Message queues: why you'd send a job to a queue instead of handling inline.

Some operations do not need to finish before an HTTP response is sent. Sending a welcome email, generating a report, resizing an uploaded image, processing a webhook - these are work that can happen after the response. Doing them inline makes the user wait for no benefit. Message queues are the mechanism for deferring that work.

The problem with inline processing

A user uploads a profile photo. Your handler resizes it to four dimensions, uploads each to S3, and updates the database. This takes 3 seconds. The user stares at a loading indicator for 3 seconds waiting for the response.

The user does not need those resized images to be ready before they see a confirmation page. They need to know the upload was received. The resizing can happen in the background.

Processing inline also creates a coupling problem. If the image resizing service is slow or down, uploads fail. If you defer to a queue, uploads succeed even when downstream processing is degraded. The images queue up and process when the service recovers.

How message queues work

A message queue is a buffer between producers (code that creates work) and consumers (code that processes work).

The producer sends a message to the queue and continues immediately:

# In the web handler - fast path
@app.route('/upload', methods=['POST'])
def upload_photo():
    image_data = request.files['photo'].read()
    image_id = store_raw_image(image_data)
    
    # Queue the processing work
    job_queue.enqueue('resize_image', image_id)
    
    # Respond immediately - no waiting for resize
    return jsonify({'image_id': image_id, 'status': 'processing'}), 202

The consumer runs in a separate process, picks up messages, and processes them:

# In a worker process
def resize_image(image_id):
    raw = load_raw_image(image_id)
    
    for size in [(thumbnail, 150, 150), (medium, 800, 600), (large, 1200, 900)]:
        name, w, h = size
        resized = resize(raw, w, h)
        upload_to_s3(resized, f"{image_id}/{name}.jpg")
    
    update_image_status(image_id, 'ready')

Common queue implementations

Redis with RQ (Python):

from redis import Redis
from rq import Queue

redis_conn = Redis()
queue = Queue(connection=redis_conn)

# Enqueue
queue.enqueue('tasks.send_welcome_email', user_id=42)

# Worker process (run separately)
# $ rq worker

BullMQ (Node.js):

import { Queue, Worker } from 'bullmq';

const emailQueue = new Queue('emails', { connection: redisConnection });

// Producer
await emailQueue.add('welcome', { userId: 42, email: 'user@example.com' });

// Consumer (separate process)
const worker = new Worker('emails', async (job) => {
  if (job.name === 'welcome') {
    await sendWelcomeEmail(job.data.email);
  }
}, { connection: redisConnection });

Celery (Python, production-grade):

from celery import Celery

app = Celery('tasks', broker='redis://localhost:6379/0')
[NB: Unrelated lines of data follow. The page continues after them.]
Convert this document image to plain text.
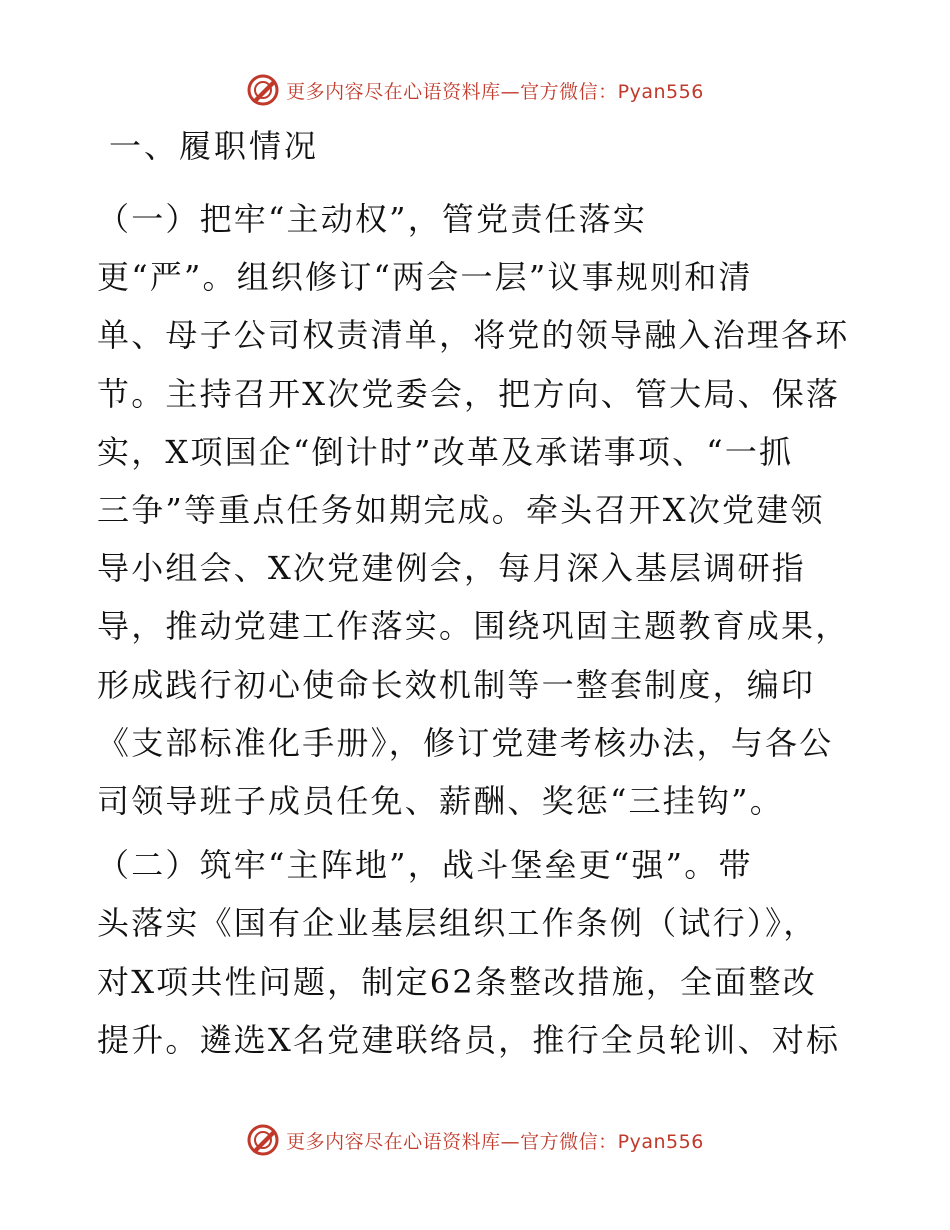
更多内容尽在心语资料库—官方微信：Pyan556
一、履职情况

（一）把牢“主动权”，管党责任落实
更“严”。组织修订“两会一层”议事规则和清
单、母子公司权责清单，将党的领导融入治理各环
节。主持召开X次党委会，把方向、管大局、保落
实，X项国企“倒计时”改革及承诺事项、“一抓
三争”等重点任务如期完成。牵头召开X次党建领
导小组会、X次党建例会，每月深入基层调研指
导，推动党建工作落实。围绕巩固主题教育成果，
形成践行初心使命长效机制等一整套制度，编印
《支部标准化手册》，修订党建考核办法，与各公
司领导班子成员任免、薪酬、奖惩“三挂钩”。

（二）筑牢“主阵地”，战斗堡垒更“强”。带
头落实《国有企业基层组织工作条例（试行）》，
对X项共性问题，制定62条整改措施，全面整改
提升。遴选X名党建联络员，推行全员轮训、对标

更多内容尽在心语资料库—官方微信：Pyan556
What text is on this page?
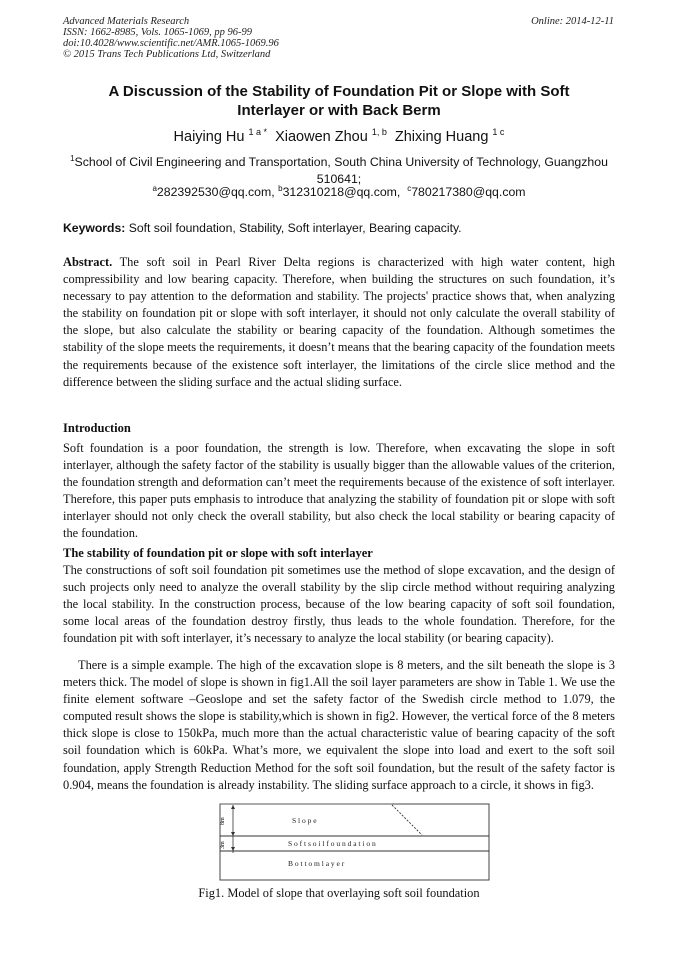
Advanced Materials Research
ISSN: 1662-8985, Vols. 1065-1069, pp 96-99
doi:10.4028/www.scientific.net/AMR.1065-1069.96
© 2015 Trans Tech Publications Ltd, Switzerland
Online: 2014-12-11
A Discussion of the Stability of Foundation Pit or Slope with Soft
Interlayer or with Back Berm
Haiying Hu $^{1 a *}$ Xiaowen Zhou $^{1, b}$ Zhixing Huang $^{1 c}$
$^1$School of Civil Engineering and Transportation, South China University of Technology, Guangzhou 510641;
$^a$282392530@qq.com, $^b$312310218@qq.com, $^c$780217380@qq.com
Keywords: Soft soil foundation, Stability, Soft interlayer, Bearing capacity.
Abstract. The soft soil in Pearl River Delta regions is characterized with high water content, high compressibility and low bearing capacity. Therefore, when building the structures on such foundation, it’s necessary to pay attention to the deformation and stability. The projects' practice shows that, when analyzing the stability on foundation pit or slope with soft interlayer, it should not only calculate the overall stability of the slope, but also calculate the stability or bearing capacity of the foundation. Although sometimes the stability of the slope meets the requirements, it doesn’t means that the bearing capacity of the foundation meets the requirements because of the existence soft interlayer, the limitations of the circle slice method and the difference between the sliding surface and the actual sliding surface.
Introduction
Soft foundation is a poor foundation, the strength is low. Therefore, when excavating the slope in soft interlayer, although the safety factor of the stability is usually bigger than the allowable values of the criterion, the foundation strength and deformation can’t meet the requirements because of the existence of soft interlayer. Therefore, this paper puts emphasis to introduce that analyzing the stability of foundation pit or slope with soft interlayer should not only check the overall stability, but also check the local stability or bearing capacity of the foundation.
The stability of foundation pit or slope with soft interlayer
The constructions of soft soil foundation pit sometimes use the method of slope excavation, and the design of such projects only need to analyze the overall stability by the slip circle method without requiring analyzing the local stability. In the construction process, because of the low bearing capacity of soft soil foundation, some local areas of the foundation destroy firstly, thus leads to the whole foundation. Therefore, for the foundation pit with soft interlayer, it’s necessary to analyze the local stability (or bearing capacity).
There is a simple example. The high of the excavation slope is 8 meters, and the silt beneath the slope is 3 meters thick. The model of slope is shown in fig1.All the soil layer parameters are show in Table 1. We use the finite element software –Geoslope and set the safety factor of the Swedish circle method to 1.079, the computed result shows the slope is stability,which is shown in fig2. However, the vertical force of the 8 meters thick slope is close to 150kPa, much more than the actual characteristic value of bearing capacity of the soft soil foundation which is 60kPa. What’s more, we equivalent the slope into load and exert to the soft soil foundation, apply Strength Reduction Method for the soft soil foundation, but the result of the safety factor is 0.904, means the foundation is already instability. The sliding surface approach to a circle, it shows in fig3.
8m
3m
S l o p e
S o f t s o i l f o u n d a t i o n
B o t t o m l a y e r
Fig1. Model of slope that overlaying soft soil foundation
@app.task(bind=True, max_retries=3)
def send_welcome_email(self, user_id):
    try:
        user = User.objects.get(id=user_id)
        mailer.send_welcome(user.email)
    except Exception as exc:
        raise self.retry(exc=exc, countdown=60)

Retries and dead letter queues

Jobs fail. The email provider is down. The S3 bucket is throttling. The database is slow. A message queue handles this gracefully: on failure, the job is retried after a backoff period.

After a configurable number of retries, failed jobs move to a dead letter queue (DLQ). The DLQ is a parking lot for jobs that could not be processed. Operators can inspect failed jobs, fix the underlying problem, and replay them.

Without a DLQ, failed jobs are lost silently. With a DLQ, they are preserved for diagnosis.

When to use a queue

Add a queue when:

The operation is slow (external HTTP calls, image processing, report generation)
The operation is a side effect that does not affect the response (emails, notifications, analytics events)
The operation should survive transient failures without user action
You need to rate-limit work against an external API
You need to smooth out traffic spikes (jobs queue during peak load, workers drain at a steady rate)

Do not use a queue when:

The user needs the result synchronously (they are waiting for a response that depends on the operation)
The operation is fast and reliable (no benefit from queuing)
The system cannot tolerate eventual processing (real-time data requirements)

Worker scaling

Workers are independent processes. Scaling processing capacity means running more worker processes. They all pull from the same queue and coordinate automatically without any application-level orchestration.

During a traffic spike, jobs accumulate in the queue. Queue depth is a metric you can alert on and use to trigger autoscaling of worker processes.

Message queues turn your application’s work into observable, retryable, scalable units. The web handler does the minimum necessary work and delegates the rest.